Remove unicode characters within range
-
I have a large text document that includes accented characters like æøåáäĺćçčéđńőöřůýţžš. I am trying to remove all unicode characters between 0 and 96 with the intention of leaving behind these characters only so I can make sure that when I process text like these that I know what special characters I need to be able to handle.
This regular expression I would expect to work but the accented letters are still removed. I presume it’s using unicode hex code rather than number?
[\u0001-\u0096,-]
I don’t see a n++ character class that would work either. Any sugestions?
-
As the manual says,
\u####
notation is for Extended Search Notation , not regular expression match by character code notation. Extended search does not have range notation.

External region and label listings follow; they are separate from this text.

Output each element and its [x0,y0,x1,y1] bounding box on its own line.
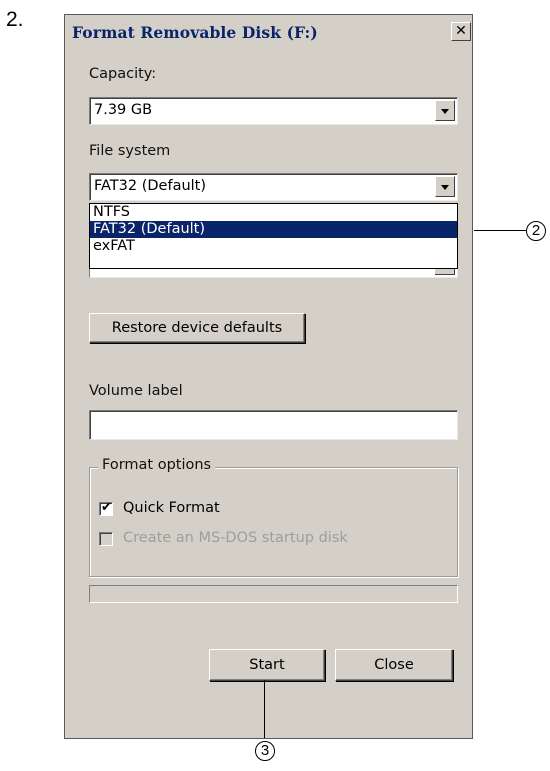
dropdown-option-ntfs[interactable]: NTFS [90,204,457,221]
quick-format-label[interactable]: Quick Format [123,500,220,516]
callout-3-marker: 3 [255,741,275,761]
restore-defaults-button[interactable]: Restore device defaults [89,313,305,343]
volume-label-input[interactable] [89,410,458,440]
close-icon: ✕ [455,23,467,39]
file-system-label: File system [89,143,171,159]
format-options-group: Format options ✔ Quick Format Create an … [89,457,458,577]
file-system-value: FAT32 (Default) [94,178,207,194]
format-dialog: Format Removable Disk (F:) ✕ Capacity: 7… [64,14,473,739]
volume-label-label: Volume label [89,383,183,399]
format-progress-bar [89,585,458,603]
capacity-select[interactable]: 7.39 GB [89,97,458,125]
dropdown-option-exfat[interactable]: exFAT [90,238,457,255]
chevron-down-icon [441,109,449,114]
dropdown-option-fat32[interactable]: FAT32 (Default) [90,221,457,238]
step-number: 2. [6,8,24,31]
file-system-select[interactable]: FAT32 (Default) [89,173,458,201]
callout-2-line [474,230,528,231]
allocation-select-partial [89,269,458,278]
close-button[interactable]: Close [335,649,453,681]
checkmark-icon: ✔ [101,500,112,515]
chevron-down-icon [441,185,449,190]
quick-format-checkbox[interactable]: ✔ [99,500,113,516]
file-system-dropdown-list: NTFS FAT32 (Default) exFAT [89,203,458,269]
close-window-button[interactable]: ✕ [451,22,471,41]
callout-3-line [264,680,265,738]
start-button[interactable]: Start [209,649,325,681]
capacity-label: Capacity: [89,66,157,82]
allocation-dropdown-button-partial [435,269,455,275]
title-bar: Format Removable Disk (F:) ✕ [65,15,472,51]
dialog-title: Format Removable Disk (F:) [72,23,318,42]
capacity-dropdown-button[interactable] [435,100,455,121]
callout-2-marker: 2 [526,221,546,241]
file-system-dropdown-button[interactable] [435,176,455,197]
capacity-value: 7.39 GB [94,102,153,118]
format-options-legend: Format options [98,457,216,473]
msdos-startup-checkbox[interactable] [99,532,113,546]
msdos-startup-label: Create an MS-DOS startup disk [123,530,348,546]
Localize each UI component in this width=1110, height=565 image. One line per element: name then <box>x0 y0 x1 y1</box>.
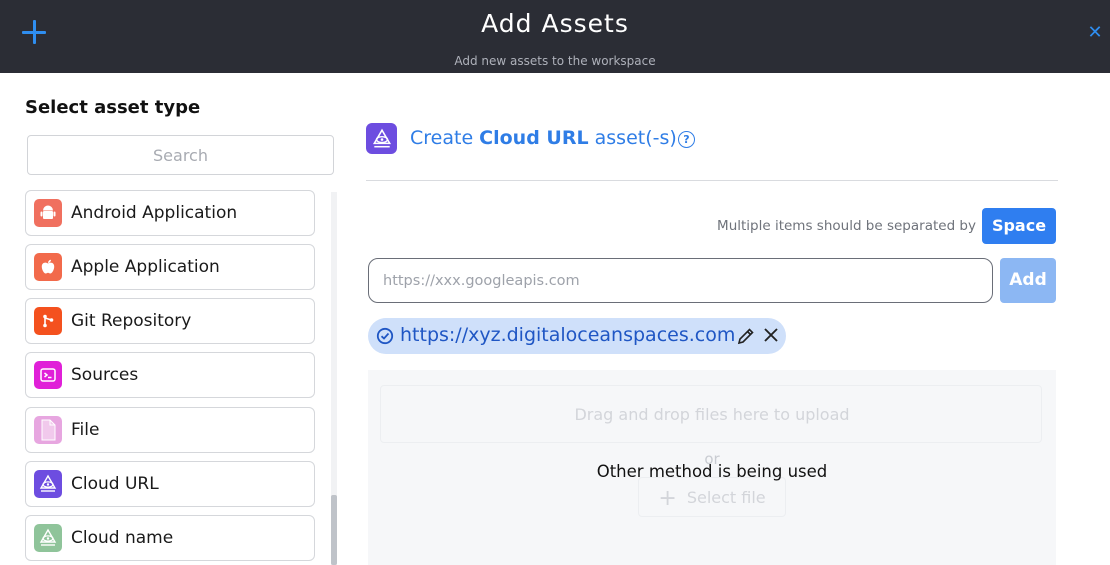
asset-type-label: File <box>71 420 100 440</box>
select-file-button: + Select file <box>638 477 786 517</box>
dropzone-disabled-message: Other method is being used <box>596 462 828 481</box>
modal-subtitle: Add new assets to the workspace <box>454 54 656 68</box>
asset-type-android[interactable]: Android Application <box>25 190 315 236</box>
divider <box>366 180 1058 181</box>
heading-prefix: Create <box>410 127 480 149</box>
cloud-eye-icon <box>34 470 62 498</box>
pencil-icon[interactable] <box>736 326 756 350</box>
chip-url: https://xyz.digitaloceanspaces.com <box>400 324 736 346</box>
asset-type-sources[interactable]: Sources <box>25 352 315 398</box>
git-icon <box>34 307 62 335</box>
add-button[interactable]: Add <box>1000 258 1056 303</box>
plus-icon: + <box>658 486 677 511</box>
list-scrollbar-thumb[interactable] <box>331 495 337 565</box>
asset-type-file[interactable]: File <box>25 407 315 453</box>
close-icon[interactable]: ✕ <box>1086 24 1104 42</box>
url-chip: https://xyz.digitaloceanspaces.com <box>368 318 786 354</box>
apple-icon <box>34 253 62 281</box>
modal-header: Add Assets Add new assets to the workspa… <box>0 0 1110 73</box>
terminal-icon <box>34 361 62 389</box>
file-dropzone: Drag and drop files here to upload or + S… <box>368 370 1056 565</box>
cloud-eye-icon <box>366 123 397 154</box>
asset-type-list: Android Application Apple Application Gi… <box>25 190 317 565</box>
asset-type-label: Git Repository <box>71 311 192 331</box>
help-icon[interactable]: ? <box>678 131 695 148</box>
asset-type-apple[interactable]: Apple Application <box>25 244 315 290</box>
asset-type-label: Cloud URL <box>71 474 159 494</box>
modal-title: Add Assets <box>481 9 629 38</box>
separator-note: Multiple items should be separated by <box>717 218 976 234</box>
check-circle-icon <box>376 327 394 349</box>
heading-asset-type: Cloud URL <box>479 127 589 149</box>
asset-type-cloud-url[interactable]: Cloud URL <box>25 461 315 507</box>
select-file-label: Select file <box>686 488 766 507</box>
asset-type-title: Select asset type <box>25 97 201 118</box>
remove-icon[interactable] <box>761 325 781 349</box>
search-input[interactable] <box>27 135 334 175</box>
asset-type-git[interactable]: Git Repository <box>25 298 315 344</box>
asset-type-label: Apple Application <box>71 257 220 277</box>
heading-suffix: asset(-s) <box>588 127 677 149</box>
android-icon <box>34 199 62 227</box>
create-asset-heading: Create Cloud URL asset(-s) <box>410 127 677 149</box>
url-input[interactable] <box>368 258 993 303</box>
asset-type-label: Android Application <box>71 203 238 223</box>
cloud-name-icon <box>34 524 62 552</box>
file-icon <box>34 416 62 444</box>
dropzone-text: Drag and drop files here to upload <box>574 405 850 424</box>
asset-type-cloud-name[interactable]: Cloud name <box>25 515 315 561</box>
separator-space-button[interactable]: Space <box>982 208 1056 244</box>
asset-type-label: Cloud name <box>71 528 174 548</box>
asset-type-label: Sources <box>71 365 139 385</box>
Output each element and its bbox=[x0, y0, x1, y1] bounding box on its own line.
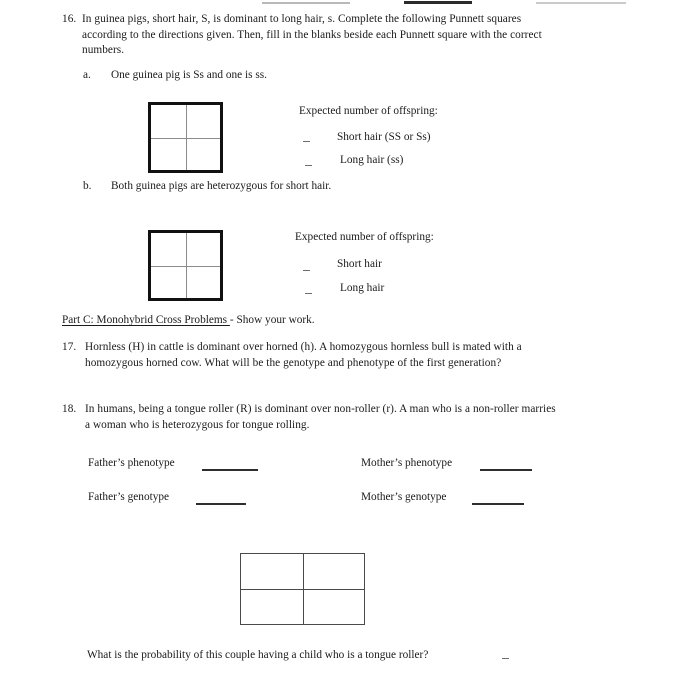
punnett-square-16b[interactable] bbox=[148, 230, 223, 301]
punnett-horizontal-divider bbox=[241, 589, 364, 590]
blank-16a-short-hair[interactable] bbox=[303, 141, 310, 142]
mother-phenotype-input[interactable] bbox=[480, 469, 532, 471]
blank-16b-short-hair[interactable] bbox=[303, 270, 310, 271]
question-16-line-2: according to the directions given. Then,… bbox=[82, 28, 542, 41]
question-16a-text: One guinea pig is Ss and one is ss. bbox=[111, 69, 267, 81]
partial-blank-line-3 bbox=[536, 2, 626, 4]
mother-phenotype-label: Mother’s phenotype bbox=[361, 457, 453, 469]
question-16b-letter: b. bbox=[83, 180, 92, 192]
label-16a-short-hair: Short hair (SS or Ss) bbox=[337, 131, 431, 143]
blank-16b-long-hair[interactable] bbox=[305, 293, 312, 294]
question-16-number: 16. bbox=[62, 13, 77, 25]
blank-16a-long-hair[interactable] bbox=[305, 165, 312, 166]
final-answer-blank[interactable] bbox=[502, 658, 509, 659]
partial-blank-line-2 bbox=[404, 1, 472, 4]
expected-offspring-heading-16a: Expected number of offspring: bbox=[299, 105, 438, 117]
mother-genotype-label: Mother’s genotype bbox=[361, 491, 447, 503]
question-17-line-2: homozygous horned cow. What will be the … bbox=[85, 356, 502, 369]
mother-genotype-input[interactable] bbox=[472, 503, 524, 505]
question-16b-text: Both guinea pigs are heterozygous for sh… bbox=[111, 180, 332, 192]
punnett-horizontal-divider bbox=[151, 265, 220, 267]
part-c-heading: Part C: Monohybrid Cross Problems - Show… bbox=[62, 313, 315, 329]
question-18-line-2: a woman who is heterozygous for tongue r… bbox=[85, 418, 310, 431]
question-16-line-1: In guinea pigs, short hair, S, is domina… bbox=[82, 13, 522, 25]
father-genotype-input[interactable] bbox=[196, 503, 246, 505]
question-17-number: 17. bbox=[62, 341, 77, 353]
punnett-horizontal-divider bbox=[151, 137, 220, 139]
punnett-square-16a[interactable] bbox=[148, 102, 223, 173]
father-genotype-label: Father’s genotype bbox=[88, 491, 170, 503]
father-phenotype-label: Father’s phenotype bbox=[88, 457, 175, 469]
question-16-line-3: numbers. bbox=[82, 44, 125, 56]
question-18-number: 18. bbox=[62, 403, 77, 415]
worksheet-page: 16. In guinea pigs, short hair, S, is do… bbox=[0, 0, 700, 680]
label-16b-short-hair: Short hair bbox=[337, 258, 382, 270]
part-c-suffix: - Show your work. bbox=[229, 314, 315, 326]
question-18-final-question: What is the probability of this couple h… bbox=[87, 649, 429, 661]
father-phenotype-input[interactable] bbox=[202, 469, 258, 471]
part-c-title: Part C: Monohybrid Cross Problems bbox=[62, 314, 230, 326]
label-16b-long-hair: Long hair bbox=[340, 282, 385, 294]
punnett-square-18[interactable] bbox=[240, 553, 365, 625]
question-16a-letter: a. bbox=[83, 69, 91, 81]
question-18-line-1: In humans, being a tongue roller (R) is … bbox=[85, 403, 556, 415]
expected-offspring-heading-16b: Expected number of offspring: bbox=[295, 231, 434, 243]
partial-blank-line-1 bbox=[262, 2, 350, 4]
question-17-line-1: Hornless (H) in cattle is dominant over … bbox=[85, 341, 522, 353]
label-16a-long-hair: Long hair (ss) bbox=[340, 154, 404, 166]
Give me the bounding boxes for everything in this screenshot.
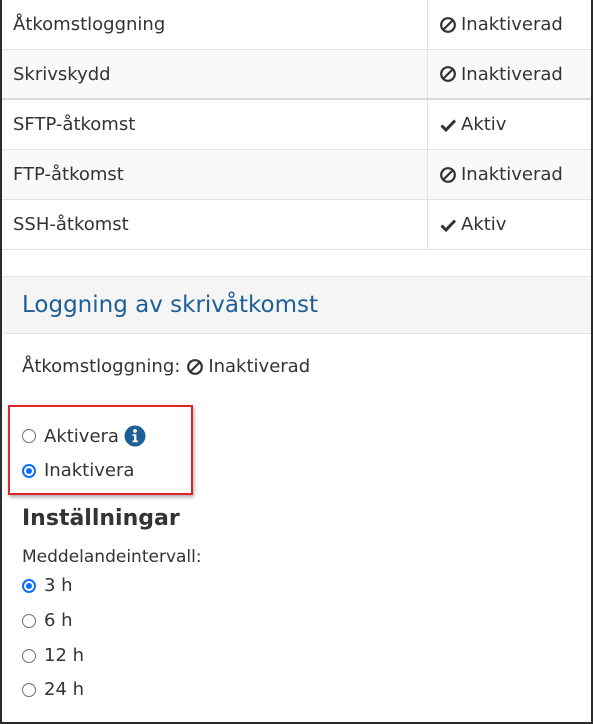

Make sure you use it in the right situation.In regular expression, you use
\x{####}
for four-nibble unicode characters.
[\x{0001}-\x{0096}]
will match from'START OF HEADING' (U+0001)
to'START OF GUARDED AREA' (U+0096)
… an odd range to pick for your stated goals, but whatever makes you happy on that.And, BTW, the
,-
is useless, since comma and hyphen are already in that Unicode range.With regular expression mode and regular expression syntax, it matches the right characters.
-
@PeterJones Thank you so much for not only the answer but explaining the difference notation. I may need to adjust my range but it felt like a good place to start to see what I get back from these documents.